Confluence: Working Rivers of Peterborough, New Hampshire
Peterborough, New Hampshire sits at the confluence of the Contoocook River and Nubanusit Brook. Today, its economy is largely supported through tourism driven by outdoor recreation, sightseeing, shopping, and the arts. The town is promoted as a quaint, rural bastion of simpler living and “Yankee practicality.” This framing of history asks us to visualize an unbroken tradition back to some mental picture of industrious farm families subsisting on the land outside of a Grandma Moses town center.

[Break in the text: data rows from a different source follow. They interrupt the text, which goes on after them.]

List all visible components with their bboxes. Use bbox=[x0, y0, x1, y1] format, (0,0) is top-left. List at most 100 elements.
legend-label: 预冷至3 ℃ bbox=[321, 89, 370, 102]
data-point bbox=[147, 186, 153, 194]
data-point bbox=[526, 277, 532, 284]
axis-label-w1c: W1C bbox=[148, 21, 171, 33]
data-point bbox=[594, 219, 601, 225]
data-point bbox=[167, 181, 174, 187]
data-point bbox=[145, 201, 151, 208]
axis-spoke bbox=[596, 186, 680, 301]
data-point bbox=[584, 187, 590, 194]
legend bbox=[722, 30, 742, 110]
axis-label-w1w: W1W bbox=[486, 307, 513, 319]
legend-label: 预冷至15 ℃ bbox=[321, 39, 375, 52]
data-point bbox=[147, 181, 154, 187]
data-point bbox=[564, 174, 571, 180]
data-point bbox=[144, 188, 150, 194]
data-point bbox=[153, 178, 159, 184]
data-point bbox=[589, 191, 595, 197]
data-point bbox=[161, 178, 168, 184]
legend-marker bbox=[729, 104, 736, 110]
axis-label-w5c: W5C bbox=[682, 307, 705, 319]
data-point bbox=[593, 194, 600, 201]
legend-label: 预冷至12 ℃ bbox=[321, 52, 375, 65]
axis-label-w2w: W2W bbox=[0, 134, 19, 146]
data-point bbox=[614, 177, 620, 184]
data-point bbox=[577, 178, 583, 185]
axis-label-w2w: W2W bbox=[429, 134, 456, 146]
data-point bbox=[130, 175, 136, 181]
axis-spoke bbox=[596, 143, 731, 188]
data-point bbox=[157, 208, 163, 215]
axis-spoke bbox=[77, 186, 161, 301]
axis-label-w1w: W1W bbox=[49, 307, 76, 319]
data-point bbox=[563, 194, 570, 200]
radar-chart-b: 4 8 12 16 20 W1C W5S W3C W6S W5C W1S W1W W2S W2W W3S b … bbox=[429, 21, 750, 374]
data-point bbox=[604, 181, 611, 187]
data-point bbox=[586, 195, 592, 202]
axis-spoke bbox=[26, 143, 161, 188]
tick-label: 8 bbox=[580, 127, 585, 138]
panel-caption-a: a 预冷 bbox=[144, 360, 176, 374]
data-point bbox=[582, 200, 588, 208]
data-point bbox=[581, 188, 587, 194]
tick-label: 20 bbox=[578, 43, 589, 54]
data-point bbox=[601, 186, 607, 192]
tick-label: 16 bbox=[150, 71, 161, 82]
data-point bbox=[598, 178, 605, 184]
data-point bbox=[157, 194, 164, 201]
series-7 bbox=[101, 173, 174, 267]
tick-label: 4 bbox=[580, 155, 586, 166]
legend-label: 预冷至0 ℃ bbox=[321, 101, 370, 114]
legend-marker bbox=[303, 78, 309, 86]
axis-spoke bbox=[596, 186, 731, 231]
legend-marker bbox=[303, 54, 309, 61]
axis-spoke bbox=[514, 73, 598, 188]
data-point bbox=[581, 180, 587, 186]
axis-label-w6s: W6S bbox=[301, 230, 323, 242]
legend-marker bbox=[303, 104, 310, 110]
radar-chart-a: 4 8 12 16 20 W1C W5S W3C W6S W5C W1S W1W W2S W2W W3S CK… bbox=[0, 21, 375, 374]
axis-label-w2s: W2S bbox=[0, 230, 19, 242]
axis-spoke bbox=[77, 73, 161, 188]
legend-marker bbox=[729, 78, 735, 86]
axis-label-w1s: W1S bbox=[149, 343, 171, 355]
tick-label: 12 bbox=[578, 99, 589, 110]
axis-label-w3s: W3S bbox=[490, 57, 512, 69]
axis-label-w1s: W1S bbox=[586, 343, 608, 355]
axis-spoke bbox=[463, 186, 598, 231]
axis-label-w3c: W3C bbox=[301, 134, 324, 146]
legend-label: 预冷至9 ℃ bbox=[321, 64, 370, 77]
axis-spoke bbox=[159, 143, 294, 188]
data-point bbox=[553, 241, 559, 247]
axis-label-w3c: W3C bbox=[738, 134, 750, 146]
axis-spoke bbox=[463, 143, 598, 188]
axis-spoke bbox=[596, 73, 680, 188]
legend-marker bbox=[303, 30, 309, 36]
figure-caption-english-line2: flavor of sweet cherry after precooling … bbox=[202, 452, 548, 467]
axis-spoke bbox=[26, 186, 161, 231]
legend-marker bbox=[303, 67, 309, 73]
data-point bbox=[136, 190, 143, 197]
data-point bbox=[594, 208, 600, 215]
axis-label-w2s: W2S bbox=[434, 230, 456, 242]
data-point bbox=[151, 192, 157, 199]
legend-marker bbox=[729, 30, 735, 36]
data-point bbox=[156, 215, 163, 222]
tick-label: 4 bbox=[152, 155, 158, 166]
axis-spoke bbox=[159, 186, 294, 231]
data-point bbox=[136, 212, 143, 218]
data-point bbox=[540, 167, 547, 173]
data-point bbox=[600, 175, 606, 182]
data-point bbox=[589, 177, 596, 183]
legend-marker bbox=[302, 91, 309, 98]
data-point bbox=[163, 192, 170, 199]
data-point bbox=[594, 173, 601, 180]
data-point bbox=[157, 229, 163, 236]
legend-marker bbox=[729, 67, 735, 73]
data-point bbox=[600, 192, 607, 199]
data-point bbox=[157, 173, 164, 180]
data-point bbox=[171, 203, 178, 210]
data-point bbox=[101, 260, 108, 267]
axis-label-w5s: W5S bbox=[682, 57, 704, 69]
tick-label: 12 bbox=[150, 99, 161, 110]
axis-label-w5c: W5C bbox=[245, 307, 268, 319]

However, for over a century, Peterborough—like many rural New England towns of today—would have been better characterized as a “mill town.”

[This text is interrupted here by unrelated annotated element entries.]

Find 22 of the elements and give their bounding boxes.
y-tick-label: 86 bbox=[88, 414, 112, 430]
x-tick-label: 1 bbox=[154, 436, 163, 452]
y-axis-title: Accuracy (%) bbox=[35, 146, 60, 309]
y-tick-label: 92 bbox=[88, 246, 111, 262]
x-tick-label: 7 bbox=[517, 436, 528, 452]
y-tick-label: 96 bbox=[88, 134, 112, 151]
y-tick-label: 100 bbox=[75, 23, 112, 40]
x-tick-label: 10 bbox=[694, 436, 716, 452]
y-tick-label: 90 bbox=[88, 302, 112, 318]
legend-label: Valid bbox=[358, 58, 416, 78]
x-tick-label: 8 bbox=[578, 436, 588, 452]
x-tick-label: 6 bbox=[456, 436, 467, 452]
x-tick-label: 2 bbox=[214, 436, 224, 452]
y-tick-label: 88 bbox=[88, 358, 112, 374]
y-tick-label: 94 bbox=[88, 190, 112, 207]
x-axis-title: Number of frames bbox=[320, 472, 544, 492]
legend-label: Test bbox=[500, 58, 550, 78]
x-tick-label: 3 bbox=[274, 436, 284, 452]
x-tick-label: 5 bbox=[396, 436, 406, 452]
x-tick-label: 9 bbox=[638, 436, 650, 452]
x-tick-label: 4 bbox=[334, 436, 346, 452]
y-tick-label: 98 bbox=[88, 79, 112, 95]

The influx and eventual departure of manufacturing required the parallel influx and eventual departure of the people who worked in the mills and factories. This largely immigrant workforce is in danger of erasure when we are overly nostalgic about our short-lived agrarian period. These photographs of riverside mill sites of Peterborough stand in testimony to the workers who were brought here by the opportunity those mills offered. Some are vacant, some are built anew, and some still remain with different purpose.

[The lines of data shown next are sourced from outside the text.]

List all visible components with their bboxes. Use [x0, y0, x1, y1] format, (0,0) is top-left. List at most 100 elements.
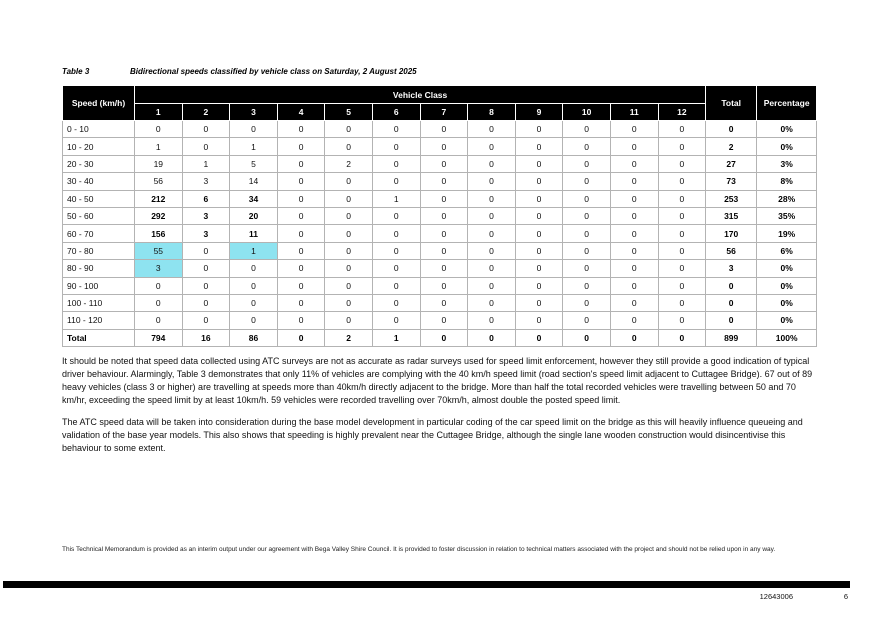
vehicle-class-header-cell: 6	[371, 103, 421, 121]
speed-range-cell: 0 - 10	[62, 119, 135, 139]
count-cell: 0	[324, 241, 373, 261]
count-cell: 0	[657, 328, 707, 348]
count-cell: 0	[562, 172, 611, 191]
count-cell: 14	[229, 172, 278, 191]
count-cell: 0	[419, 137, 469, 156]
count-cell: 0	[371, 206, 421, 226]
disclaimer-footnote: This Technical Memorandum is provided as…	[62, 546, 776, 553]
count-cell: 0	[562, 293, 611, 313]
table-row: 70 - 80 55 0 1 0 0 0 0 0 0 0 0 0 56 6%	[62, 241, 818, 261]
count-cell: 0	[562, 224, 611, 243]
count-cell: 0	[371, 154, 421, 174]
count-cell: 0	[514, 224, 564, 243]
total-column-header: Total	[705, 85, 758, 121]
speed-range-cell: 70 - 80	[62, 241, 135, 261]
count-cell: 0	[371, 172, 421, 191]
count-cell: 0	[371, 276, 421, 295]
count-cell: 0	[562, 276, 611, 295]
count-cell: 0	[514, 206, 564, 226]
count-cell: 0	[609, 119, 659, 139]
count-cell: 0	[467, 328, 516, 348]
speed-range-cell: 80 - 90	[62, 259, 135, 278]
row-total-cell: 3	[705, 259, 758, 278]
count-cell: 0	[276, 259, 326, 278]
row-percentage-cell: 6%	[756, 241, 818, 261]
count-cell: 1	[371, 189, 421, 208]
table-row: 30 - 40 56 3 14 0 0 0 0 0 0 0 0 0 73 8%	[62, 172, 818, 191]
count-cell: 0	[514, 311, 564, 330]
count-cell: 3	[181, 172, 231, 191]
row-percentage-cell: 35%	[756, 206, 818, 226]
count-cell: 0	[324, 293, 373, 313]
count-cell: 0	[419, 172, 469, 191]
count-cell: 0	[657, 276, 707, 295]
count-cell: 0	[562, 259, 611, 278]
count-cell: 0	[371, 241, 421, 261]
count-cell: 292	[134, 206, 183, 226]
count-cell: 0	[609, 172, 659, 191]
count-cell: 0	[419, 311, 469, 330]
table-row: 40 - 50 212 6 34 0 0 1 0 0 0 0 0 0 253 28%	[62, 189, 818, 208]
count-cell: 0	[609, 137, 659, 156]
count-cell: 0	[229, 119, 278, 139]
count-cell: 0	[514, 293, 564, 313]
count-cell: 0	[324, 189, 373, 208]
count-cell: 20	[229, 206, 278, 226]
table-row: 20 - 30 19 1 5 0 2 0 0 0 0 0 0 0 27 3%	[62, 154, 818, 174]
speed-range-cell: 100 - 110	[62, 293, 135, 313]
count-cell: 0	[134, 293, 183, 313]
table-caption-text: Bidirectional speeds classified by vehic…	[130, 67, 417, 76]
count-cell: 0	[609, 311, 659, 330]
count-cell: 0	[562, 328, 611, 348]
paragraph-1: It should be noted that speed data colle…	[62, 356, 813, 405]
count-cell: 0	[609, 241, 659, 261]
row-total-cell: 170	[705, 224, 758, 243]
count-cell: 0	[609, 276, 659, 295]
row-percentage-cell: 8%	[756, 172, 818, 191]
count-cell: 0	[419, 154, 469, 174]
count-cell: 0	[324, 137, 373, 156]
speed-range-cell: 30 - 40	[62, 172, 135, 191]
count-cell: 0	[419, 259, 469, 278]
count-cell: 0	[609, 206, 659, 226]
count-cell: 0	[229, 293, 278, 313]
count-cell: 0	[276, 311, 326, 330]
row-total-cell: 253	[705, 189, 758, 208]
count-cell: 86	[229, 328, 278, 348]
row-total-cell: 0	[705, 311, 758, 330]
count-cell: 3	[181, 224, 231, 243]
vehicle-class-header-cell: 2	[181, 103, 231, 121]
count-cell: 0	[657, 172, 707, 191]
count-cell: 0	[657, 311, 707, 330]
count-cell: 0	[371, 119, 421, 139]
count-cell: 0	[276, 137, 326, 156]
vehicle-class-header-cell: 4	[276, 103, 326, 121]
count-cell: 0	[657, 137, 707, 156]
row-percentage-cell: 0%	[756, 311, 818, 330]
count-cell: 19	[134, 154, 183, 174]
row-total-cell: 27	[705, 154, 758, 174]
row-total-cell: 73	[705, 172, 758, 191]
count-cell: 0	[609, 224, 659, 243]
count-cell: 0	[514, 241, 564, 261]
count-cell: 0	[562, 311, 611, 330]
table-row: 60 - 70 156 3 11 0 0 0 0 0 0 0 0 0 170 19%	[62, 224, 818, 243]
percentage-column-header: Percentage	[756, 85, 818, 121]
speed-range-cell: 40 - 50	[62, 189, 135, 208]
row-percentage-cell: 0%	[756, 119, 818, 139]
count-cell: 0	[134, 119, 183, 139]
count-cell: 3	[181, 206, 231, 226]
table-row: 50 - 60 292 3 20 0 0 0 0 0 0 0 0 0 315 35%	[62, 206, 818, 226]
count-cell: 0	[324, 276, 373, 295]
count-cell: 3	[134, 259, 183, 278]
count-cell: 0	[657, 224, 707, 243]
speed-classification-table: Speed (km/h) Vehicle Class Total Percent…	[62, 85, 818, 348]
table-row: 0 - 10 0 0 0 0 0 0 0 0 0 0 0 0 0 0%	[62, 119, 818, 139]
count-cell: 0	[371, 293, 421, 313]
count-cell: 0	[514, 172, 564, 191]
footer-rule	[3, 581, 850, 588]
count-cell: 0	[514, 119, 564, 139]
count-cell: 0	[181, 276, 231, 295]
row-total-cell: 315	[705, 206, 758, 226]
count-cell: 0	[276, 276, 326, 295]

Bob Holt is a photographer combining digital and traditional film processes. On a family trip to Acadia National Park at age eight, Bob used his father’s camera to record the moment a rainbow appeared in the spray at Thunder Hole. Inspired by freezing that single moment in film forever, he went on to pursue photographic work in college and as a hobby throughout his life. In 2021, Bob found a renewed love for the medium, and began working on a number of long-term projects.
Bob brings a documentary style and love for traditional darkroom processes to his work. His new projects explore people and how they engage with and confront their community, history, and environment.
Born in Florida, and schooled in Atlanta, Bob now resides in southern New Hampshire.